La quasi-assurance de ne pas descendre
Laborieuse, elle l'est encore, n'en doutons pas, même si ce succès en Corse permet de donner un autre sens à la vie en championnat tandis que le tirage au sort de la Coupe de France laisse penser qu'il existe un futur dans cette compétition. On ne va certes pas s'emballer. On sait bien en effet que le championnat prendra une tournure différente seulement si la rencontre face à Nice, samedi soir, ne se solde pas par une gamelle. Et on prendra garde de ne pas vendre à l'avance la peau de Bois-Guillaume. Il n'est qu'à se souvenir du naufrage de l'an passé à Boulogne pour se convaincre qu'il s'agirait d'une grande imprudence.
En attendant, peut-être des jours meilleurs donc, les trois points ramenés d'Ajaccio se présentent comme un véritable trésor et la quasi-assurance de ne pas descendre en mai prochain. Nantes aujourd'hui compte 26 points et comme on peut penser, en considérant l'allure d'escargot adoptée par les trois derniers, que 36 ou 37 suffiront pour assurer le maintien, il est quand même plausible de supposer que les Canaris parviendront à ce total. Sauf catastrophe évidemment.
Compte-tenu du contexte, c'est bien
Les augures qui promettaient un mois de janvier infernal pour les Canaris en sont donc pour leurs frais.
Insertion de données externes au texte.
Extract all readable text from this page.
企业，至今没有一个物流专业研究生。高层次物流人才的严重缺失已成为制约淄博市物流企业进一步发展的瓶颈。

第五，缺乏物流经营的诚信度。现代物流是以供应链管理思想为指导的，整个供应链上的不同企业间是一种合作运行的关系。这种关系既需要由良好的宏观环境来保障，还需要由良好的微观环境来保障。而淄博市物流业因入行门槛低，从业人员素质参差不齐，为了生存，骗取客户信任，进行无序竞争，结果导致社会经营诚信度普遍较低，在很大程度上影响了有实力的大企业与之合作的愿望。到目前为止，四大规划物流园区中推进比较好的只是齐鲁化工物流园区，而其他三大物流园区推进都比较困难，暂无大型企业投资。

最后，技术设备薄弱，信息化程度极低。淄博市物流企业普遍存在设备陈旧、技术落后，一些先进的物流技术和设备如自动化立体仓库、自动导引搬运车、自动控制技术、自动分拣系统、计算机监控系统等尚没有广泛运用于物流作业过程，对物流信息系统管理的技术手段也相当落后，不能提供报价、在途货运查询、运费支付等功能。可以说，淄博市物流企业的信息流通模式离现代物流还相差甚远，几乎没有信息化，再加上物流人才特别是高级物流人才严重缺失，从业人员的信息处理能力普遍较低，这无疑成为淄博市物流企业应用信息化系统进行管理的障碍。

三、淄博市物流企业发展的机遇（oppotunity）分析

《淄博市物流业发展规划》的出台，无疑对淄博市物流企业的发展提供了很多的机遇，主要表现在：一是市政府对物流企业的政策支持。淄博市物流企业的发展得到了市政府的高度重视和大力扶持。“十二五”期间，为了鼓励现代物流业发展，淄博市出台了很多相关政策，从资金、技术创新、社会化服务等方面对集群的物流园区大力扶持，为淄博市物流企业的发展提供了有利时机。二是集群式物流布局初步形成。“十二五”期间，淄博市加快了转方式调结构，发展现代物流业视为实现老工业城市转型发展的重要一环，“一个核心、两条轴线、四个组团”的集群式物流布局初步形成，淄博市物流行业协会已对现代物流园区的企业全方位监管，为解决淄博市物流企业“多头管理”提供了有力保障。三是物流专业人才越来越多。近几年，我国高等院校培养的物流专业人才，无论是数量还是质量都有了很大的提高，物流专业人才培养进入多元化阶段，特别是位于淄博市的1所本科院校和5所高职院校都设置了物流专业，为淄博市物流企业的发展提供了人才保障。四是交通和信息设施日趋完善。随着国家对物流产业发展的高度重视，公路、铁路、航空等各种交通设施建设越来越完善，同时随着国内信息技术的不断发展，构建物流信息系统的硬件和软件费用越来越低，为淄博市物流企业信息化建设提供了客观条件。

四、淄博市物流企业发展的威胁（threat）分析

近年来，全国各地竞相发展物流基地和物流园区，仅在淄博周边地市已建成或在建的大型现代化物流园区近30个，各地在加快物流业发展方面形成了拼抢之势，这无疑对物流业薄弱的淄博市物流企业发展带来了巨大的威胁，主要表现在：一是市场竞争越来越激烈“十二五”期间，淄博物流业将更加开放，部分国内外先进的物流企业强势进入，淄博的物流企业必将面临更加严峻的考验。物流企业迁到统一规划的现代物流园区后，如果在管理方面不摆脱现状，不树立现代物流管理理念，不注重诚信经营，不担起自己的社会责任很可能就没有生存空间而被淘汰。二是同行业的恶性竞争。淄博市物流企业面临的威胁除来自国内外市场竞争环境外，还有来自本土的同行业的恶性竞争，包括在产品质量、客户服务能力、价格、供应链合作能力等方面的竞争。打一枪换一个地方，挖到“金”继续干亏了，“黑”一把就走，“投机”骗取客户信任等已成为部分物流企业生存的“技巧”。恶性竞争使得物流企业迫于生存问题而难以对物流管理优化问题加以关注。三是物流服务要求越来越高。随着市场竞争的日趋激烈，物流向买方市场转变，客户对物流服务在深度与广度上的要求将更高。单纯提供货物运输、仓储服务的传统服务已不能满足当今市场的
La défaite injuste contre Rennes n'est certes pas effacée, elle demeurera sur les tablettes, mais ses méfaits arithmétiques sont déjà gommés et on ose croire qu'il en est de même dans les têtes. En tout cas, Nantes n'a pas donné l'impression à Ajaccio d'être une formation qui doute et ses mérites sont d'autant plus grands qu'elle était privée de Toulalan et Signorino, lesquels comptent ordinairement parmi les plus combatifs. Les Canaris n'ont assurément pas effectué une grande démonstration de football mais ils ont pris les débats par le bon bout, en fonction de leurs moyens, et du contexte. Sauf à être le Barça, et Nantes hélas en est loin, il eut sans doute été suicidaire de vouloir se lancer dans un jeu tout en dentelles et en entrechats sur un stade dont chaque pouce de pelouse empestait le piège tellement les Corses se montraient déterminés à utiliser tous les moyens pour enrayer la spirale de défaites qui les accable. Habib Bamogo se retrouva ainsi la tête sur le gazon plus souvent qu'à son tour et Laurent Duhamel aurait été bien inspiré en réfrénant davantage les ardeurs guerrières d'André Luiz.
Ils ont fait front
On retiendra cependant qu'à chaque fois que Nantes posa le jeu et fit courir le ballon, les Ajacciens se retrouvèrent la tête sous l'eau. Le reste du temps, en seconde période surtout, les Canaris s'évertuèrent essentiellement à faire front, avec détermination, et à renvoyer les ballons, sans trop de précision. Mais comme ils avaient su précédemment creuser l'écart, on ne leur en demandait pas à priori davantage, l'essentiel consistait alors à conserver le butin et à ne pas craquer. On notera aussi que même lorsque la pression corse se fit intense, Mickaël Landreau ne fut en définitive que très rarement inquiété. Preuve que ses défenseurs contrôlaient la situation, sans doute pas de façon très académique, n'est-ce pas Mauro Cetto, mais ils bouchaient tous les espaces et faisaient courageusement barrage face aux tireurs. Si bien que les tirs cadrés des Ajacciens frôlèrent le zéro absolu.
Capoue marque encore
Les Nantais entamèrent pourtant la partie sur la pointe des crampons, hésitant à se découvrir et prêts à faire le dos rond face à un éventuel orage. Mais d'orage, il n'y en eut point. Les Corses ne sont visiblement pas en mesure d'en déclencher actuellement et lorsqu'ils bénéficièrent d'un coup franc bien placé, à la 6è minute, André Luiz ne trouva rien de mieux à faire que d'expédier un obus directement sur Chafni. Lequel, sur ce coup-là, renforçait en quelque sorte le mur canari… Les Corses procédaient de façon aveugle et leur manque de lucidité incita les Nantais à chercher la lumière. Leur première véritable offensive s'avéra la bonne. Suite à un mauvais dégagement des Corses, Fred Da Rocha alerta Bamogo sur la droite. Ce denier déborda et centra pour Da Rocha qui avait poursuivi son action. Le vieux soldat ne put reprendre mais il prolongea le ballon vers Capoue qui saisit l'aubaine à plein pied gauche. On jouait la 13è minute et c'était son deuxième but de la saison. Il ressemblait d'ailleurs un peu à son premier obtenu du pied droit, moins d'un quart d'heure auparavant, en temps de jeu, face à Valenciennes. Il fêta l'événement de joyeuse manière, on l'a dit.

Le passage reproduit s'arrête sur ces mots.